When he had sipped the warm chamomile and taken a few deep breaths, she said, “You sound like Edgar Allan Poe talking about the beating heart, or the black cat. Now chill for just a sec, remember it’s probably not coming for us right this second, and tell me what’s so scary about all this.”
“Something we’re overlooking. People have been the smartest things that people encountered, for at least the last hundred thousand years, right? Individual people have consciousness and personality, and they are smarter than animals, organizations, beliefs, or books. So we’ve learned that consciousness and personality are the indices of intelligence. But what if a really big system artifact—still not conscious, still with no personality—can be smarter than any of us? I mean, Catholicism—the whole system—is smarter than most Popes have been; physics is definitely smarter than any one physicist. Well, suppose Daybreak is smarter than we are. Completely focused in its own purpose, not caring about our suffering, not understanding ninety-nine percent of what it is that makes us worthy of existence—just like a shark eating a human saint or genius—but able to think faster and more deeply using more information than we do?”
She rubbed his hand between hers. “You’re tired,” she said, “and scared. I wish you would go to bed. We need you rested and well, and we need you to explain this idea coherently so people will listen to you.”
“You believe me?”
“I believe in you, and I want to give you a chance to persuade me that you’re right.”
“I just can’t help feeling like Daybreak is always a move ahead of me, like every time I ask it a question, it knows what I’m going to ask and its answer is not the truth, but the thing that will do Daybreak the most good.

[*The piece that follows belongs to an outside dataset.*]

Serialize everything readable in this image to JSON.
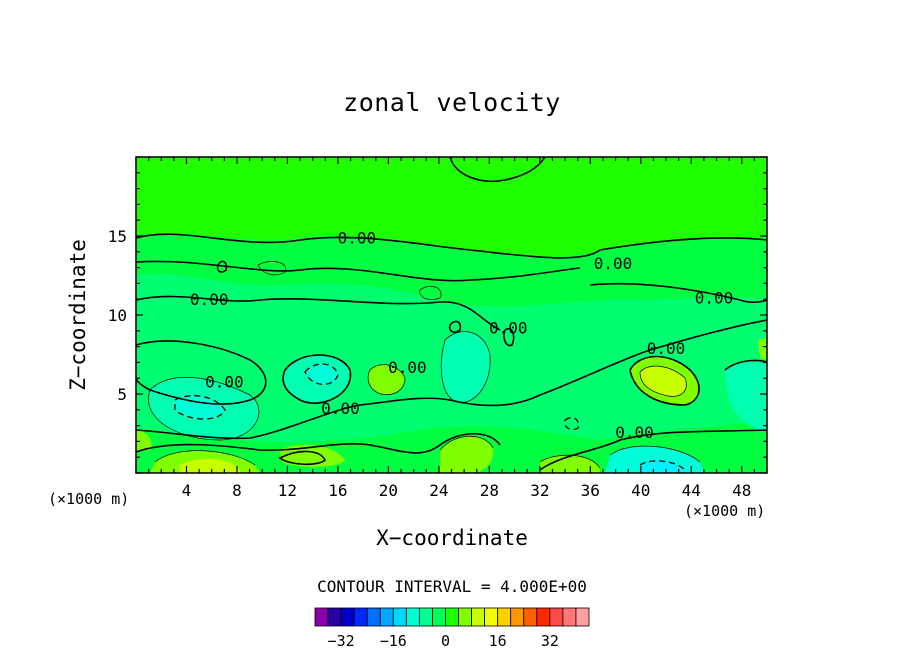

Like it’s learning who I am by seeing what I ask, like—
Trish finished her sandwich, and pointed at his. “Eat. It’s still warm.”
He did. It was good.
“Arnie, if you’re afraid that Daybreak really is bigger and smarter than all of us, and that it’s just manipulating us into becoming easier to destroy, then if it delayed firing the moon gun to persuade you that it’s a dumb AI, what’s the reason?”
“How would I—”
“You said it’s a game or dialogue. Why does an opponent fake anything?”

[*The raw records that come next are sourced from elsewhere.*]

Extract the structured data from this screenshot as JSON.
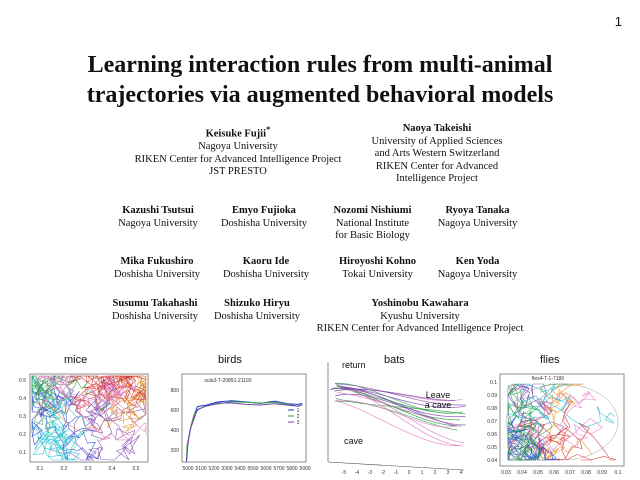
{
  "page_number": "1",
  "title_line1": "Learning interaction rules from multi-animal",
  "title_line2": "trajectories via augmented behavioral models",
  "authors": [
    {
      "name": "Keisuke Fujii",
      "mark": "*",
      "aff": [
        "Nagoya University",
        "RIKEN Center for Advanced Intelligence Project",
        "JST PRESTO"
      ]
    },
    {
      "name": "Naoya Takeishi",
      "mark": "",
      "aff": [
        "University of Applied Sciences",
        "and Arts Western Switzerland",
        "RIKEN Center for Advanced",
        "Intelligence Project"
      ]
    },
    {
      "name": "Kazushi Tsutsui",
      "mark": "",
      "aff": [
        "Nagoya University"
      ]
    },
    {
      "name": "Emyo Fujioka",
      "mark": "",
      "aff": [
        "Doshisha University"
      ]
    },
    {
      "name": "Nozomi Nishiumi",
      "mark": "",
      "aff": [
        "National Institute",
        "for Basic Biology"
      ]
    },
    {
      "name": "Ryoya Tanaka",
      "mark": "",
      "aff": [
        "Nagoya University"
      ]
    },
    {
      "name": "Mika Fukushiro",
      "mark": "",
      "aff": [
        "Doshisha University"
      ]
    },
    {
      "name": "Kaoru Ide",
      "mark": "",
      "aff": [
        "Doshisha University"
      ]
    },
    {
      "name": "Hiroyoshi Kohno",
      "mark": "",
      "aff": [
        "Tokai University"
      ]
    },
    {
      "name": "Ken Yoda",
      "mark": "",
      "aff": [
        "Nagoya University"
      ]
    },
    {
      "name": "Susumu Takahashi",
      "mark": "",
      "aff": [
        "Doshisha University"
      ]
    },
    {
      "name": "Shizuko Hiryu",
      "mark": "",
      "aff": [
        "Doshisha University"
      ]
    },
    {
      "name": "Yoshinobu Kawahara",
      "mark": "",
      "aff": [
        "Kyushu University",
        "RIKEN Center for Advanced Intelligence Project"
      ]
    }
  ],
  "figure": {
    "mice": {
      "label": "mice",
      "x_ticks": [
        "0.1",
        "0.2",
        "0.3",
        "0.4",
        "0.5"
      ],
      "y_ticks": [
        "0.5",
        "0.4",
        "0.3",
        "0.2",
        "0.1"
      ]
    },
    "birds": {
      "label": "birds",
      "subtitle": "sula3-T-20891-21193",
      "x_ticks": [
        "5000",
        "5100",
        "5200",
        "5300",
        "5400",
        "5500",
        "5600",
        "5700",
        "5800",
        "5900"
      ],
      "y_ticks": [
        "800",
        "600",
        "400",
        "200"
      ],
      "legend": [
        "1",
        "2",
        "3"
      ]
    },
    "bats": {
      "label": "bats",
      "return_label": "return",
      "leave_label_1": "Leave",
      "leave_label_2": "a cave",
      "cave_label": "cave",
      "x_ticks": [
        "-5",
        "-4",
        "-3",
        "-2",
        "-1",
        "0",
        "1",
        "2",
        "3",
        "4"
      ]
    },
    "flies": {
      "label": "flies",
      "subtitle": "fles4-T-1-7186",
      "x_ticks": [
        "0.03",
        "0.04",
        "0.05",
        "0.06",
        "0.07",
        "0.08",
        "0.09",
        "0.1"
      ],
      "y_ticks": [
        "0.1",
        "0.09",
        "0.08",
        "0.07",
        "0.06",
        "0.05",
        "0.04"
      ]
    }
  },
  "colors": {
    "line1": "#1f3fd1",
    "line2": "#2ea043",
    "line3": "#7a3fb0",
    "line4": "#e08a1e",
    "line5": "#d62728",
    "line6": "#17becf",
    "line7": "#e377c2"
  }
}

“Crap,” he said. “Once we see the flash, we all know nothing is going to happen for three days, so first we all take a long nap, and then we spend the rest of our three days grounding everything and wrapping it up—”
She held her finger up, eyes widening. In the momentary silence they heard bells, whistles, sirens—all the signals the Army used along the defensive perimeter.

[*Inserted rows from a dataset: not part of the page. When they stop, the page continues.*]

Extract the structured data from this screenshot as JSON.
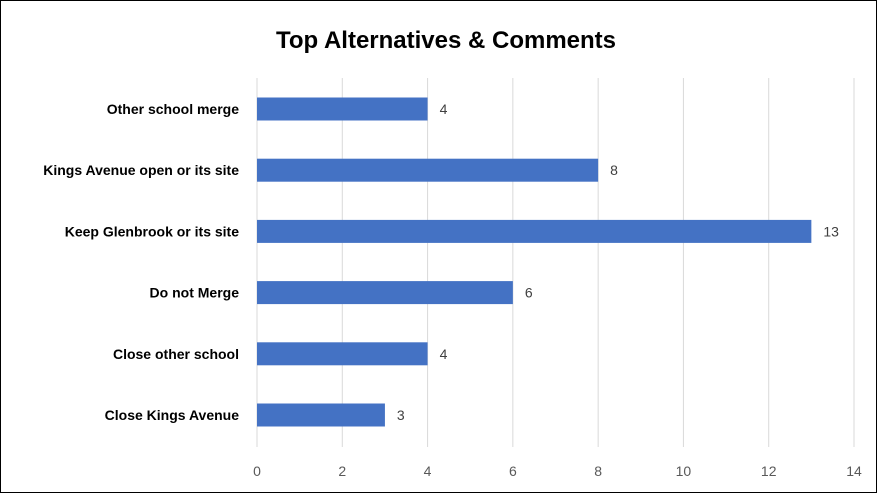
{
  "chart_data": {
    "type": "bar",
    "orientation": "horizontal",
    "title": "Top Alternatives & Comments",
    "categories": [
      "Other school merge",
      "Kings Avenue open or its site",
      "Keep Glenbrook or its site",
      "Do not Merge",
      "Close other school",
      "Close Kings Avenue"
    ],
    "values": [
      4,
      8,
      13,
      6,
      4,
      3
    ],
    "xlim": [
      0,
      14
    ],
    "xticks": [
      "0",
      "2",
      "4",
      "6",
      "8",
      "10",
      "12",
      "14"
    ],
    "grid": true,
    "legend": "none",
    "bar_color": "#4472C4",
    "grid_color": "#D9D9D9"
  }
}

The kitchen door flew open. Lieutenant Quentin, normally the night liaison for the Army forces guarding Mota Elliptica, said, “Doctor Yang, Professor Eliot, we need you to get everyone ready to evacuate, downstairs, now. Big tribal raid—”
Arnie and Trish bounded up the stairs; he shoved the door open into the men’s bunkroom. “We’ve got a major tribal raid coming in. Evacuation starts now. No arguments.” The snoring stopped from a couple of bunks, some men began to mutter; only Harper, the chemist, sat up, groping for his bathrobe. Arnie pushed his glasses up his nose and bellowed. “Everyone, now!” The room went dead silent but he could feel that they were all awake. “This is why we ran all those drills. Dress. Put your personal effects in your bug-out bag. Get the books and papers you’re responsible for into the marked boxes, and the boxes where they’re supposed to go. This is not the time to think of better ideas. When everyone is safe, and the records are safe, you may then tell me about all the terrible mistakes we made. Now get moving, do not try to figure out a better way, and if you finish early, come to me and I’ll give you something else to do. No creativity, just get this done.” He turned up the oil lamp, letting it flare, and saw that they were all moving, now.